The problem is that a lot of people cannot put themselves in the mind set of an engine developer. Using DF data is not just a good idea. It is the best and most pragmatic one. While you may see DF as a game, computers and more precisely my engine sees it as a giant set of verified test data. Some technology out there offers official test cases, like Unicode and SVG to name a few. And so does the “civ simulation with dwarves genre” with DF.
And while it is obvious and I have always admitted that some items, like plants, are directly taken from DF, it is not their name that makes them a borrowed item. The engine does not care about names. The reason why my plump helmets are the same as DF’s plump helmets is because they have the same properties. They are both purple underground mushrooms that grow fast in all seasons and can be brewed. Names only scratch the surface and are largely inconsequential.
i'm betting when dwarvesh's project is released, df will have moved a few steps toward procedurally generated content, and will no longer have any stock plants, making dwarvesh's the only game featuring plump helmets(if he ends up including them as a reference)

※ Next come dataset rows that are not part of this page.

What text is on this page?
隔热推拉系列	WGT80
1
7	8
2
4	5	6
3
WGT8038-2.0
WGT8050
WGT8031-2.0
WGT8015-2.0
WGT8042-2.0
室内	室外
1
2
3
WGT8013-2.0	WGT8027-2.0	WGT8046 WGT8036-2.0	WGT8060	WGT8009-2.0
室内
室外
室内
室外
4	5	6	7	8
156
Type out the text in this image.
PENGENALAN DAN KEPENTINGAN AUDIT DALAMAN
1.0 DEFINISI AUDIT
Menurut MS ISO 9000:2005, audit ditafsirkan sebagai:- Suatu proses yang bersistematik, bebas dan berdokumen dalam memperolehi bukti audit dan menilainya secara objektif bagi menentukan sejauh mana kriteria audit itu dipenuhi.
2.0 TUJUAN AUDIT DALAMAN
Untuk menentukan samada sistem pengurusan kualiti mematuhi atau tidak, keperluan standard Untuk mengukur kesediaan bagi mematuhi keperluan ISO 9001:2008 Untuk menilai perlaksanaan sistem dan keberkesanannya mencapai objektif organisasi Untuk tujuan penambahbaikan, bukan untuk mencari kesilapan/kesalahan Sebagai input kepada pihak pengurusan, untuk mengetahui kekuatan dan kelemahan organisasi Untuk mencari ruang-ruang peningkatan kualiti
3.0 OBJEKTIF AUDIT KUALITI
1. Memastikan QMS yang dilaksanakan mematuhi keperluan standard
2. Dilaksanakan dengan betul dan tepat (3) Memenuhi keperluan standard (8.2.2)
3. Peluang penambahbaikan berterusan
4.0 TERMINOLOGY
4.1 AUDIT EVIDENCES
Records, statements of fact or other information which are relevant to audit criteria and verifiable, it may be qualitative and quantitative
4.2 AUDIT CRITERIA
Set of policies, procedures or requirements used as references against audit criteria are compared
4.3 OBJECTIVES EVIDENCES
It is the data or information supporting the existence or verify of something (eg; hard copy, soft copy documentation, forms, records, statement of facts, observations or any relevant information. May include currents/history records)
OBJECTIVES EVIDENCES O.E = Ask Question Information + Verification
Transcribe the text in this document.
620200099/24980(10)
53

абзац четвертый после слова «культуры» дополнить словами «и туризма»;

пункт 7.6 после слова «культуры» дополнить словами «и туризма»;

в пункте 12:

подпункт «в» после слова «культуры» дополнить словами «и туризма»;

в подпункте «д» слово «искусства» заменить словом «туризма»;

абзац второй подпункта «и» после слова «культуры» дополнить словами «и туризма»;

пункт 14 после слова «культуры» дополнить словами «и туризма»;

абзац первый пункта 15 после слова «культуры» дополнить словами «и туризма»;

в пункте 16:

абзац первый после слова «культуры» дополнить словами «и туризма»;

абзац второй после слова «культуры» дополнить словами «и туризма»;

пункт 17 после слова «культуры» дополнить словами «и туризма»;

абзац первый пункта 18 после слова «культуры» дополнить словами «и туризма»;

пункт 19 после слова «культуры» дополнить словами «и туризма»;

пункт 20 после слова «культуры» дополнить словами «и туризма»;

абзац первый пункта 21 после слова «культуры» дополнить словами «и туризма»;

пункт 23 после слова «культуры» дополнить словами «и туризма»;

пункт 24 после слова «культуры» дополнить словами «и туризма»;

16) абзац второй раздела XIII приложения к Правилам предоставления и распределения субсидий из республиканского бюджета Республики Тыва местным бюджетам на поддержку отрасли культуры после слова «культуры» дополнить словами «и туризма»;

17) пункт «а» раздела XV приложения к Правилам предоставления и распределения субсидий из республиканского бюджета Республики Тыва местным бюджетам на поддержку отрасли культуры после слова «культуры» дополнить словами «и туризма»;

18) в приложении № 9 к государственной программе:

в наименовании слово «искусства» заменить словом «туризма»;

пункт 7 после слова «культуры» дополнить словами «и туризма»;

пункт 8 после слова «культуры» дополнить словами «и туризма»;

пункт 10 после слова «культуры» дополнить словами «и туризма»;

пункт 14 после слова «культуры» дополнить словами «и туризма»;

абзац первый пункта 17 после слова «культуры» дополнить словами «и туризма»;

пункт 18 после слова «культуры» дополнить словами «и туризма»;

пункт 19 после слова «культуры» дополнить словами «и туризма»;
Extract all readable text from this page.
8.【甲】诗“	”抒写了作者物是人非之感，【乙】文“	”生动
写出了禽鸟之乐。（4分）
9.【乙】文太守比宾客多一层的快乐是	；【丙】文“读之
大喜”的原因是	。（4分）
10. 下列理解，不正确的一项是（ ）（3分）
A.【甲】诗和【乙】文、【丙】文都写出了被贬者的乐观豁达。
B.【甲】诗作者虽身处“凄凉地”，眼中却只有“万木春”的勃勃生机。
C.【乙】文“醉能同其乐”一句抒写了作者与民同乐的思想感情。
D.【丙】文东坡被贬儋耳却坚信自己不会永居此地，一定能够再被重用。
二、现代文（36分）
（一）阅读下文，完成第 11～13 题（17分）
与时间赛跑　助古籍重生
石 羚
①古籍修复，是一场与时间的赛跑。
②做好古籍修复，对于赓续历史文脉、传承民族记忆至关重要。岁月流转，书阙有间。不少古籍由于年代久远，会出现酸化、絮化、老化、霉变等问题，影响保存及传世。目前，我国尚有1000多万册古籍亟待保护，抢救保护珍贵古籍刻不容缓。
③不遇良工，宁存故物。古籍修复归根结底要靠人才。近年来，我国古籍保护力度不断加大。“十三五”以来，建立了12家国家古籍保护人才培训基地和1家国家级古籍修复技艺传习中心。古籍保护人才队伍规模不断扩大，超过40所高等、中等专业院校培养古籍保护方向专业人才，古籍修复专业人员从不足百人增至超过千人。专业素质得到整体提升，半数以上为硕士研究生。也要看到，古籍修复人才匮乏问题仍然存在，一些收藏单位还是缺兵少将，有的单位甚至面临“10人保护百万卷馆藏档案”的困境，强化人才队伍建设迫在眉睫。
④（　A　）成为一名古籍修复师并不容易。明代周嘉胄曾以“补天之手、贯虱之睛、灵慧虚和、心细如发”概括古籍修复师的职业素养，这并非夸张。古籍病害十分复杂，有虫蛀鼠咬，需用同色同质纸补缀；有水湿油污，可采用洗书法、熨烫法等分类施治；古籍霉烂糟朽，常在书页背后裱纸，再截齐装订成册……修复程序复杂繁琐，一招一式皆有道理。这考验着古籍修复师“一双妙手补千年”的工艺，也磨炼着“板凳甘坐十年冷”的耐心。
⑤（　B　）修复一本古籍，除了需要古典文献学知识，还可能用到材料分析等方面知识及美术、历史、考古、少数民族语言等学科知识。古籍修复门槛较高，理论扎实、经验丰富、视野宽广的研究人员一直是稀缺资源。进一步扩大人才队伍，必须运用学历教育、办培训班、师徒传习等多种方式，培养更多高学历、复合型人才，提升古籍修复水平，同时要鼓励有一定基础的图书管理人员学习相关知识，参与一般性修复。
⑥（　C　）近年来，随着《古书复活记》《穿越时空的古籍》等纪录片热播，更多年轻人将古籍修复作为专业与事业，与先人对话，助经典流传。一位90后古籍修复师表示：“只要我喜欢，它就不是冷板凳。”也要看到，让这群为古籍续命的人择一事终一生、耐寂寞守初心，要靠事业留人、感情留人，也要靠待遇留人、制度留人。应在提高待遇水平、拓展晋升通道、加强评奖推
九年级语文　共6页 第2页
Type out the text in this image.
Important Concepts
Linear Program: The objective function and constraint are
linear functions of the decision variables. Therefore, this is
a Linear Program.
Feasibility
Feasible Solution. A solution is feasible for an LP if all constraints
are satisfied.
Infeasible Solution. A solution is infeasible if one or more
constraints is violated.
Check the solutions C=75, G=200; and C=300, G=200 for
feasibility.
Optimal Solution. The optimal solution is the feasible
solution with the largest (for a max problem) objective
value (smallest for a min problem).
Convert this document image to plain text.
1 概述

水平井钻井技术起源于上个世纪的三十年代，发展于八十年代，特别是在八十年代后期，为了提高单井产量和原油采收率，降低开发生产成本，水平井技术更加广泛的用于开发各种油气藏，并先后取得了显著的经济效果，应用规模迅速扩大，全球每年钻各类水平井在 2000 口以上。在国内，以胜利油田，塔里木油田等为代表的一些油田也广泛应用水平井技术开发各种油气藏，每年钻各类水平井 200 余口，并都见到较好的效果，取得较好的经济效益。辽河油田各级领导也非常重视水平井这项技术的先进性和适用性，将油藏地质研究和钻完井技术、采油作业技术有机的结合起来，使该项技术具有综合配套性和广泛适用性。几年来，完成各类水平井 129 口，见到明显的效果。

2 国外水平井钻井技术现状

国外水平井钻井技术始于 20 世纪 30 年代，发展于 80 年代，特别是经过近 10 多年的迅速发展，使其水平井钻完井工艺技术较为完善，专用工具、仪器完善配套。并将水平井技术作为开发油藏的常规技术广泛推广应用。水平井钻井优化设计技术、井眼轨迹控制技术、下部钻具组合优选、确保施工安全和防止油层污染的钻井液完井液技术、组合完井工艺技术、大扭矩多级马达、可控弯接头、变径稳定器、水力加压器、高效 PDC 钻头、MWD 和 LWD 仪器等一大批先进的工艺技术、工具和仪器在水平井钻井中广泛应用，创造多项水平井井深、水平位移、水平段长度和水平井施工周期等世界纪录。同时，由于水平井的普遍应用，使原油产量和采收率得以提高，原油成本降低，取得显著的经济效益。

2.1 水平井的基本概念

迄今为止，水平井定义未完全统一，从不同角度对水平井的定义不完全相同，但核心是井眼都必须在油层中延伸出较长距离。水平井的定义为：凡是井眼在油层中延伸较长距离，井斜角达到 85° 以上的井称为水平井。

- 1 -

Actually, I have this idea lined up for a “Total chaos” mode. I thought it would be fun to add it and it would take the game back to more rogue-like roots. When activating this mode a huge warning would pop up because there is no way to balance it. The idea is to randomize both item looks and properties. You may very well wind up with a world where your previous source of food is now poisonous. And you have no way to determine the properties of items except the experimental one. Obviously, such a niche feature will be at the end of the development cycle if ever.